Stefan Buschmann, Experte von der Hamburger Kanzlei BSP. LEGAL AND TAX, über die steuerliche Behandlung von Kapitalerträgen und häufige Fehler, die Anlegenden mit Aktien oder Fonds im Depot, unterlaufen.

Stefan Buschmann

Stefan Buschmann

ist als Rechtsanwalt, Steuerberater und Fachanwalt für Steuerrecht Partner der Kanzlei BSP. LEGAL AND TAX in Hamburg und betreut vor allem mittelständische Unternehmen und Unternehmer insbesondere zu gesellschaftsrechtlichen und steuerlichen Fragen

DUP UNTERNEHMER-Magazin: Steuerberaterinnen und Steuerberater fragen bei der Vorbereitung der Einkommenssteuererklärung oft nach den Jahressteuerbescheinigungen der Depotbanken. Weshalb sind diese nötig, obwohl doch die Banken automatisch die Steuern auf Kursgewinne, Zinsen und Dividenden abführen?

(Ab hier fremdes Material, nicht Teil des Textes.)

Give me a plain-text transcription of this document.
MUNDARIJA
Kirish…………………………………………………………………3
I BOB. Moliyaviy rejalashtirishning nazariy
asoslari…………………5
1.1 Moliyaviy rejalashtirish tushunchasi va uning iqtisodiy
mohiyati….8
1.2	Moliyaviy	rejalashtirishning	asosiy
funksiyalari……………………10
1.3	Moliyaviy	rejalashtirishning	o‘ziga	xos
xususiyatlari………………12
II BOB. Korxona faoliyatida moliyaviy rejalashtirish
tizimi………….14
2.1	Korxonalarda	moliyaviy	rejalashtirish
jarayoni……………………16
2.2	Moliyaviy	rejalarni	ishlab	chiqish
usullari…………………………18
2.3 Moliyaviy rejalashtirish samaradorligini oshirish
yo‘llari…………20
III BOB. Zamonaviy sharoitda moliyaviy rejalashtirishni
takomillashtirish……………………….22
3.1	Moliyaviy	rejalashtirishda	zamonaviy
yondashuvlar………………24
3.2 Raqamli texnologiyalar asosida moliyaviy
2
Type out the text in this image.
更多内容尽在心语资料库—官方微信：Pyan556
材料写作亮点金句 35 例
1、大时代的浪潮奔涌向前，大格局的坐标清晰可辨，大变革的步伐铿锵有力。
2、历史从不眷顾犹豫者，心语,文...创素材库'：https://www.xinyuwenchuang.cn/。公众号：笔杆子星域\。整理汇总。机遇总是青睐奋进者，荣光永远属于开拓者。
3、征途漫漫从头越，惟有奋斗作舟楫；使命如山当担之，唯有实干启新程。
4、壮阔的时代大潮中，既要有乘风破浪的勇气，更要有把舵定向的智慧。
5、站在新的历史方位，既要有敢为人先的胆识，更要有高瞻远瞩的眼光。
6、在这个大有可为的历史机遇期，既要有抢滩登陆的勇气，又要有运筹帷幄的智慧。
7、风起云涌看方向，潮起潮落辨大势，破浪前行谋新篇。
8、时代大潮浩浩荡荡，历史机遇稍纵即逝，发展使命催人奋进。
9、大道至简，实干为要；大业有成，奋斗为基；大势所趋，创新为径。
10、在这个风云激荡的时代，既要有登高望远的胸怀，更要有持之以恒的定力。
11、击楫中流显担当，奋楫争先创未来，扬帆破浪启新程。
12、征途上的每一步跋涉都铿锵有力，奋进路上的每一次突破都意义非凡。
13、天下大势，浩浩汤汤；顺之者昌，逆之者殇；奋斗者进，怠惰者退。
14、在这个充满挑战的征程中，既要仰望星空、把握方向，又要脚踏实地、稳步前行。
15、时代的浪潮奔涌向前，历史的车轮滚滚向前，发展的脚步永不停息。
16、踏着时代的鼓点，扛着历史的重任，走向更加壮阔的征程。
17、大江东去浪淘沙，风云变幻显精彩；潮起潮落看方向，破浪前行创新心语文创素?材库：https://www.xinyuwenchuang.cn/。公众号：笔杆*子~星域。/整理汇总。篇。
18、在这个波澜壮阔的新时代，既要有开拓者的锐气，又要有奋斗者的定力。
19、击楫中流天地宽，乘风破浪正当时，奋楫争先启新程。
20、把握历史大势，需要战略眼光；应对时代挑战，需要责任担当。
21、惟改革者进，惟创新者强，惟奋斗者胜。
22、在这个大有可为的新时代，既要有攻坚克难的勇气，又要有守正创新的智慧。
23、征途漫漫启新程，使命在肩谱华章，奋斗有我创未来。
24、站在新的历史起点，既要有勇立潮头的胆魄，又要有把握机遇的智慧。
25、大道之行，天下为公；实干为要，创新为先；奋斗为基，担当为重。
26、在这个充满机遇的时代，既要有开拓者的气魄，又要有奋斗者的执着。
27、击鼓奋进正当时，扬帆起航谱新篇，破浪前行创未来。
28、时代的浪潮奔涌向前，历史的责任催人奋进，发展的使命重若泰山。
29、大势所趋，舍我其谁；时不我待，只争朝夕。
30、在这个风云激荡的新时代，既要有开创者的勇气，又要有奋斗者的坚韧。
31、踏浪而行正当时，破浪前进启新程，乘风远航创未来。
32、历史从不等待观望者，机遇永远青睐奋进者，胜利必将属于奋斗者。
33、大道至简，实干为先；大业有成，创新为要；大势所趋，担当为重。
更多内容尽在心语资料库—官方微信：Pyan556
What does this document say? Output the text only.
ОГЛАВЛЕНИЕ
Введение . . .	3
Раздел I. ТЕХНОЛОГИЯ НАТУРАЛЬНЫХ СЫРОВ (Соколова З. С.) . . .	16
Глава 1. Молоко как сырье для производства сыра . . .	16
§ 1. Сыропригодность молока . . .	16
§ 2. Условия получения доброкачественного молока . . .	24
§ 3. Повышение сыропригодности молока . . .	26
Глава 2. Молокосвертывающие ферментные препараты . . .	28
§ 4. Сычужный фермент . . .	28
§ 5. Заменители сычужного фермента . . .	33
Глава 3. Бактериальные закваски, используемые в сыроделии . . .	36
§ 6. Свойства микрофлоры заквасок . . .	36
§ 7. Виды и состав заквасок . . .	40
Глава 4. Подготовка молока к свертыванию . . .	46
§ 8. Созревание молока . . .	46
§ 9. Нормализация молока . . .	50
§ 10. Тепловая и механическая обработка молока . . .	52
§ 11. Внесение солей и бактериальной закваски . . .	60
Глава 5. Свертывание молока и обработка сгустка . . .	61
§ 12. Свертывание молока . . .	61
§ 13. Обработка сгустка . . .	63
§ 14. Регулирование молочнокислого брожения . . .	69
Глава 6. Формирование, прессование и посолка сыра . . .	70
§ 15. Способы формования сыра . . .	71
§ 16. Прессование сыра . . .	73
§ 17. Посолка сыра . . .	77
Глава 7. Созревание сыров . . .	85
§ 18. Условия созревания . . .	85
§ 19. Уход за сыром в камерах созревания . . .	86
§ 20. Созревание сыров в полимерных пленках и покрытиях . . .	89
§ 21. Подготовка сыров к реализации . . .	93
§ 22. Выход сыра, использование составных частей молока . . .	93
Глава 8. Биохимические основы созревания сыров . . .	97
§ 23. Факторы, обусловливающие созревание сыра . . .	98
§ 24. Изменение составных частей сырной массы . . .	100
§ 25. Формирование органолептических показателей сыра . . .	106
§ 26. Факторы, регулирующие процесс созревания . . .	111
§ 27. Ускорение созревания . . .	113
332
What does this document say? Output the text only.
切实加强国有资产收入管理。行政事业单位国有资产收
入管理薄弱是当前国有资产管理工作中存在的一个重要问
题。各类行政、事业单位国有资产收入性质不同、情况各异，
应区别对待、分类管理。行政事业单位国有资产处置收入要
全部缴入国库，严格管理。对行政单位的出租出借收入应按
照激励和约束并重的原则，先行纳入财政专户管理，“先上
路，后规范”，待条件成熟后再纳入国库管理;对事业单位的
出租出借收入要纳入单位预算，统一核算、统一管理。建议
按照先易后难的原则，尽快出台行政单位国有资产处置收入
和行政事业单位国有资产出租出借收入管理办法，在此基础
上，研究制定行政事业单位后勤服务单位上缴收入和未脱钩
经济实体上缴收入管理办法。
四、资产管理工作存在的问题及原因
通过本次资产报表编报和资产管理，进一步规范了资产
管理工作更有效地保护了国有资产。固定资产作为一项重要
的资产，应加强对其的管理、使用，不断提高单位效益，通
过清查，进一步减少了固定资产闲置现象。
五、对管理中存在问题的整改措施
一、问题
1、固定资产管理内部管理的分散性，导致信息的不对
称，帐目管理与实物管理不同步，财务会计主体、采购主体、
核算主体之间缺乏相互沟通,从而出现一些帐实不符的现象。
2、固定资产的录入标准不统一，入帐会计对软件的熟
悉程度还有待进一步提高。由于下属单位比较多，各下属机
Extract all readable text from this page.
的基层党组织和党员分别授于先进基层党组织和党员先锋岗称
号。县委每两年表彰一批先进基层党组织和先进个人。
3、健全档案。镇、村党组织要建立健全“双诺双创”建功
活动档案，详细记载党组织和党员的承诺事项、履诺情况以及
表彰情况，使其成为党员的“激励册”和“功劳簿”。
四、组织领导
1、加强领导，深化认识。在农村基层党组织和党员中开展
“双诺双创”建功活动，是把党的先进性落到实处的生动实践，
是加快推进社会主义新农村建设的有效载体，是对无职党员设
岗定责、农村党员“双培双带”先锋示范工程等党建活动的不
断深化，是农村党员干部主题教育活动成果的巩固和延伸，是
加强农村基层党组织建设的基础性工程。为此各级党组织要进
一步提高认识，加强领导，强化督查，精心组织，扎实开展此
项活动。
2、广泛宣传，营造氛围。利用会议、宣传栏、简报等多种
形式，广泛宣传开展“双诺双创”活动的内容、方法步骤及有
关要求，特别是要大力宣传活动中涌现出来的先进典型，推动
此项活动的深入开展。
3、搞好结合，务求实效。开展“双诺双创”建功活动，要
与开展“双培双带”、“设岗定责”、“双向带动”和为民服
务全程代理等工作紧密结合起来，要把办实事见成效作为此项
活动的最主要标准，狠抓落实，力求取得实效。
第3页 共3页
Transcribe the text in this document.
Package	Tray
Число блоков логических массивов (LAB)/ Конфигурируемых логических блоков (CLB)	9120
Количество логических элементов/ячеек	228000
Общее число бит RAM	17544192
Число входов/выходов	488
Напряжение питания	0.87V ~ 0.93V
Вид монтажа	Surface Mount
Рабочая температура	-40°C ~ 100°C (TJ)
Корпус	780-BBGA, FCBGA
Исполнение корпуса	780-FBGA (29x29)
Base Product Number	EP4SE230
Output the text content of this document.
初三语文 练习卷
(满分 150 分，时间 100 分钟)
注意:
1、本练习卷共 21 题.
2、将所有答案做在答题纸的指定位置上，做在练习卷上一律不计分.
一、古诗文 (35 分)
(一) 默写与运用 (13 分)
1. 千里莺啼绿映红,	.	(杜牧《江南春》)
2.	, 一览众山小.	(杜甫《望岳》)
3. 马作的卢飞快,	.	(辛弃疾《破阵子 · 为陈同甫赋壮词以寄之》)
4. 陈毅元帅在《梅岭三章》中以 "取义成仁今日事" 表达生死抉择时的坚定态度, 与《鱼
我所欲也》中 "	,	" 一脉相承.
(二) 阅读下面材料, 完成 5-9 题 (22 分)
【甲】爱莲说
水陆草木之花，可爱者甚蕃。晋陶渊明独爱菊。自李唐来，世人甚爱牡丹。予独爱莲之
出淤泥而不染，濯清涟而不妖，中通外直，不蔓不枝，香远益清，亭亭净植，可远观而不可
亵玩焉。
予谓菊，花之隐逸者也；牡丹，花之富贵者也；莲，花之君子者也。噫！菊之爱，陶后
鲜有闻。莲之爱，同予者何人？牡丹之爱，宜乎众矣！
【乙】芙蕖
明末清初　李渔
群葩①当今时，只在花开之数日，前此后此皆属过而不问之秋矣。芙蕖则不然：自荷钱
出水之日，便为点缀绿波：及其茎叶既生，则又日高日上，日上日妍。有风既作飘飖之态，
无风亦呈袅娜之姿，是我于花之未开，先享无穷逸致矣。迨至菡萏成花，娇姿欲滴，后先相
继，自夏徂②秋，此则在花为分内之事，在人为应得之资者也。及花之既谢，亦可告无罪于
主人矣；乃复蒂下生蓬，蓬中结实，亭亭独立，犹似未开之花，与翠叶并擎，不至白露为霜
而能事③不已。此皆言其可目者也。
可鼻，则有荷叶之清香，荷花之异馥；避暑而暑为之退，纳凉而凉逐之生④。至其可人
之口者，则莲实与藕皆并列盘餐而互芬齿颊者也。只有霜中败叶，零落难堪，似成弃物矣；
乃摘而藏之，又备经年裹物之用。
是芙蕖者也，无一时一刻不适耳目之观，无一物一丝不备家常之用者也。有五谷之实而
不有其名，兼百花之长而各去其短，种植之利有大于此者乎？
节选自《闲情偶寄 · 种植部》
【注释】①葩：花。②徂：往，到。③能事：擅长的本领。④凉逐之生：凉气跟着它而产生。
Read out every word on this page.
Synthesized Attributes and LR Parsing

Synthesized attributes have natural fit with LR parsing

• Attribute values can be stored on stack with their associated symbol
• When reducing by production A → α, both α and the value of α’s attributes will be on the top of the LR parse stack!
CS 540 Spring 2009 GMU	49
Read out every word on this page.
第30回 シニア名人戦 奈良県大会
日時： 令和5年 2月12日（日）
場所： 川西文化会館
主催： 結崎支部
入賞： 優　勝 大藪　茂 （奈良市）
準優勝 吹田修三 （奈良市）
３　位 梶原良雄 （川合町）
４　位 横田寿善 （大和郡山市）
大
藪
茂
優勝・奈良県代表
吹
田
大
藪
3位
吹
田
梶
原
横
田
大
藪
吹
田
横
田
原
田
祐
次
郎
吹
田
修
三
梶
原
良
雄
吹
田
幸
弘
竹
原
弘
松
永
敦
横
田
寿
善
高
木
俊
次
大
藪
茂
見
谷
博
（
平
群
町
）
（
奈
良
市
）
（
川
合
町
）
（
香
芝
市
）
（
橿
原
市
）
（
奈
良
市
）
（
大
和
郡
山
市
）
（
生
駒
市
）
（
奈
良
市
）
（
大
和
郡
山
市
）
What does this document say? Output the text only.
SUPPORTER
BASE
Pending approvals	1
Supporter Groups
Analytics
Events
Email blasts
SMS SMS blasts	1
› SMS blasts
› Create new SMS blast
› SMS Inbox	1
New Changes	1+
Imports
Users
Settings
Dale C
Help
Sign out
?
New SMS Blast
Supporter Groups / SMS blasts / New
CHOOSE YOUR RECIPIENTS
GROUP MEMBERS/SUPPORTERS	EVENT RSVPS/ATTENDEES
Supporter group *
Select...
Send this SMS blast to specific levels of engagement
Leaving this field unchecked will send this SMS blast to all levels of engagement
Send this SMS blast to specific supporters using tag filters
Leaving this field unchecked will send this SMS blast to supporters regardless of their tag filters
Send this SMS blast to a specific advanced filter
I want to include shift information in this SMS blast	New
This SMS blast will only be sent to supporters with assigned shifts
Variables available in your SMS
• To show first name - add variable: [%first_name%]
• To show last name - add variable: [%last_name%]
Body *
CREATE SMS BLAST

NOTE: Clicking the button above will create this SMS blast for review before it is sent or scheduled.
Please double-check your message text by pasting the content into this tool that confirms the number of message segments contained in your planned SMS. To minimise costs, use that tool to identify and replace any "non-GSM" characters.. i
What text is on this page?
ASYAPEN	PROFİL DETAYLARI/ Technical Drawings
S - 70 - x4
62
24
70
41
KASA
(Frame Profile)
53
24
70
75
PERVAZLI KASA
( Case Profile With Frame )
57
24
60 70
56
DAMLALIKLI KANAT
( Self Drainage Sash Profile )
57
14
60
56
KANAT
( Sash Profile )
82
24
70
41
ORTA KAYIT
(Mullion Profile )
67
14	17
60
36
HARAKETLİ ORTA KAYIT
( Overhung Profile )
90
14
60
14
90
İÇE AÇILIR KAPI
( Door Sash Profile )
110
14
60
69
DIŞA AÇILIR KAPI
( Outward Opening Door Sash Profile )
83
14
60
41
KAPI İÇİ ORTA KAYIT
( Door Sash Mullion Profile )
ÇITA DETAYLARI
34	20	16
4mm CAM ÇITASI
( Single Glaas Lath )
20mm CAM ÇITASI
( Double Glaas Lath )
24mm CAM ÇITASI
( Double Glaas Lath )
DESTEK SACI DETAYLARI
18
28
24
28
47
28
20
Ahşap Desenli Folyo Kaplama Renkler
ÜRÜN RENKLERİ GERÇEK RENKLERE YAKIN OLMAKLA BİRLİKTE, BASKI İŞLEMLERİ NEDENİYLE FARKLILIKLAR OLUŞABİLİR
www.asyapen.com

Stefan Buschmann: Diese sind in der Tat in den meisten Fällen nicht nötig. Sogar die Abgabe der Anlage KAP, mit der die Kapitaleinkünfte im Rahmen der Einkommensteuer-Veranlagung erklärt werden, ist häufig entbehrlich. Allerdings fordern Steuerberater diese Bescheinigungen häufig an, weil die Abgabe der Anlage KAP dann sinnvoll sein kann, wenn eine Steuererstattung zu erwarten ist – weil etwa der Bank kein Freistellungsauftrag erteilt wurde oder der persönliche Steuersatz unter 25 Prozent liegt. Dies gilt auch, wenn Verluste aus Kapitalvermögen verrechnet werden sollen oder die Bank zu hohe Steuern berechnet und einbehalten hat – was durchaus vorkommt. Die Anlage KAP ist auch dann nötig, wenn ausländische Kapitalerträge vorhanden sind oder es über deutsche Zinsen und Dividenden hinaus weitere Kapitaleinkünfte gibt – wie etwa private Zinsen oder Erstattungszinsen vom Finanzamt. Das Formular ist zudem dann notwendig, wenn zum Beispiel trotz Kirchensteuerpflicht diese von der Bank nicht berechnet wurde.

Das klingt sehr aufwendig …

Buschmann: … Ja das ist es auch oft. Eine Überprüfung, welche Voraussetzungen im Detail gegeben sind, ist für den Steuerberater häufig zeitraubender und kostenintensiver, als die Daten der Steuerbescheinigungen vollständig aufzunehmen und dann über die eingesetzte Berater-Software den Handlungsbedarf zu erkennen.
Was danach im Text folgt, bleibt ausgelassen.